离子印迹技术及其在重金属污染治理和回收中的应用

Application of ion imprinting technology in heavy metal waste treating and recycling

综述了国内外离子印迹技术在金属离子污染治理和回收利用方面的研究现状和进展。对本体聚合、原位聚合、沉淀聚合、表面分子印迹技术、膜技术、微乳液聚合、原子转移自由基聚合等离子印迹聚合物的制备方法进行了比较、分析和总结,重点对离子印迹技术在重金属污染治理和回收利用方面进行述评。除了报道离子印迹技术在Cu^(2+)、Fe^(3+)、Hg^(2+)、Zn^(2+)、Cd^(2+)、U^(6+)等金属离子污染治理的成功案例外,还特别介绍了几种表面离子印迹聚合物制备采用的材料,如壳聚糖、硅胶、菌丝体。研究表明,与传统方法制备的聚合物相比,离子印迹聚合物的吸附容量和吸附速率大幅提高,尤其是离子印迹聚合物微球和表面印迹聚合物,对目标离子有突出的选择性。离子印迹聚合物因其可靠的机械稳定性、识别能力、易解吸和再生等性能,在离子分离、净化和回收领域已广为人们所接受,并为金属离子污染治理和回收的工业应用提供了技术基础。最后探讨了离子印迹技术研究领域面临的问题和趋势。

This paper is aimed to give a general review on the current status and progress of ion imprinting technology and its application in metal ion pollution and recycling use at home and abroad.
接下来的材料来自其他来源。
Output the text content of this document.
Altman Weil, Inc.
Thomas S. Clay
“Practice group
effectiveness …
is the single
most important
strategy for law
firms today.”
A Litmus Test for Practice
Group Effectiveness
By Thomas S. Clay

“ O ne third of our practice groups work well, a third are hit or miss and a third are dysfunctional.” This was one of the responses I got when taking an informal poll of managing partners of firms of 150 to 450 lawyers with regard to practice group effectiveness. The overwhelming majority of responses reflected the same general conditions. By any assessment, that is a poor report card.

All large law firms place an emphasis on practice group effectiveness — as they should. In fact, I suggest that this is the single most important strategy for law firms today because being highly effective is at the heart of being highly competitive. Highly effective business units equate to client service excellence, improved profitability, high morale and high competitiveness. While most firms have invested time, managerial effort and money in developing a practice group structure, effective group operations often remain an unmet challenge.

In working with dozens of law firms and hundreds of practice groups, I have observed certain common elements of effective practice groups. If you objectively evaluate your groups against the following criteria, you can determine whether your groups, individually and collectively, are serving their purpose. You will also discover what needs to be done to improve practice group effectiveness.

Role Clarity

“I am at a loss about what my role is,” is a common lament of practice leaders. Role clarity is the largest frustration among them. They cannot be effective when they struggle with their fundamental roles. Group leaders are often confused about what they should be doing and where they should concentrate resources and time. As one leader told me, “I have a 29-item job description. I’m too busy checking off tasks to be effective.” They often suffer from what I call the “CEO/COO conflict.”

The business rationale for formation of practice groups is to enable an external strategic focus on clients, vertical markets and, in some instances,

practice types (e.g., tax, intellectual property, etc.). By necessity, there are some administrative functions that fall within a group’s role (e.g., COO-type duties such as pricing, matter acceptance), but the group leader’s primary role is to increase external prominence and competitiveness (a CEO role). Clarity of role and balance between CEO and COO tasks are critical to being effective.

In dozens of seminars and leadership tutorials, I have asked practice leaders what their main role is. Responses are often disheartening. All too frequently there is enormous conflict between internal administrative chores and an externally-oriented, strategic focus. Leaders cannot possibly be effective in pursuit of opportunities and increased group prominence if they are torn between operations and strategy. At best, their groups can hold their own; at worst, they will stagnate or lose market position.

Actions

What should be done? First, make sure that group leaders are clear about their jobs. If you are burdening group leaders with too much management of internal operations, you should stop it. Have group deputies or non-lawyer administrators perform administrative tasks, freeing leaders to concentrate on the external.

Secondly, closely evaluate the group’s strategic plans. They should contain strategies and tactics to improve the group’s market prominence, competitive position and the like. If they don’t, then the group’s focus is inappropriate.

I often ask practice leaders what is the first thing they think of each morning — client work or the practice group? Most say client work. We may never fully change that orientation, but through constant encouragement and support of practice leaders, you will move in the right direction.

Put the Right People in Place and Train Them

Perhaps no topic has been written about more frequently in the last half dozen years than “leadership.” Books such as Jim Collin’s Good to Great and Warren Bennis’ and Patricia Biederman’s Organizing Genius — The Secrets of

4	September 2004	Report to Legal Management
Different processes of preparation of ion imprinting polymers, for example, bulk polymerization, in-situ polymerization, precipitation polymerization, surface molecular imprinting technique, membrane technology, micro-emulsion polymerization and ATRP （atom transfer radical polymerization） , with their performance compared, analyzed and generalized. In this review, the prominence is given to the discussion and summarization of ion imprinting technology in treating heavy metal pollution and recycling use in different contexts. By nature, ion imprinting technology can successfully be applied to treat metal contaminations, such as Cu^2 ＋, Fe^3＋, Hg^2＋ , Zn^2＋, Cd^2 ＋ , U^6＋ etc. In addition, we have specifically introduced ion imprinting polymers based on surface of different materials, such as chitosan, silica, mycelium. From reading of the reports in literature, it can be concluded that the adsorption capacity and adsorption rate of ion imprinting polymers can be heightened in varying degrees as compared to traditional polymers, especially ion imprinting miscrospheres and ion surface imprinting polymers, which enjoy outstanding selectivity on the target ions. In summary, it can be said that ion imprinting polymers have such characteristics as promising mechanical stability, recognition capability, easy to be eluted and regenerated, thus, making its application widely accepted in ion separation, purification and recovery progresses and providing a foundation for its industrial application in treating metal ion pollution and recycling. Discussions about the problems of ion imprinting technology and developing trends are extended at the end of the paper.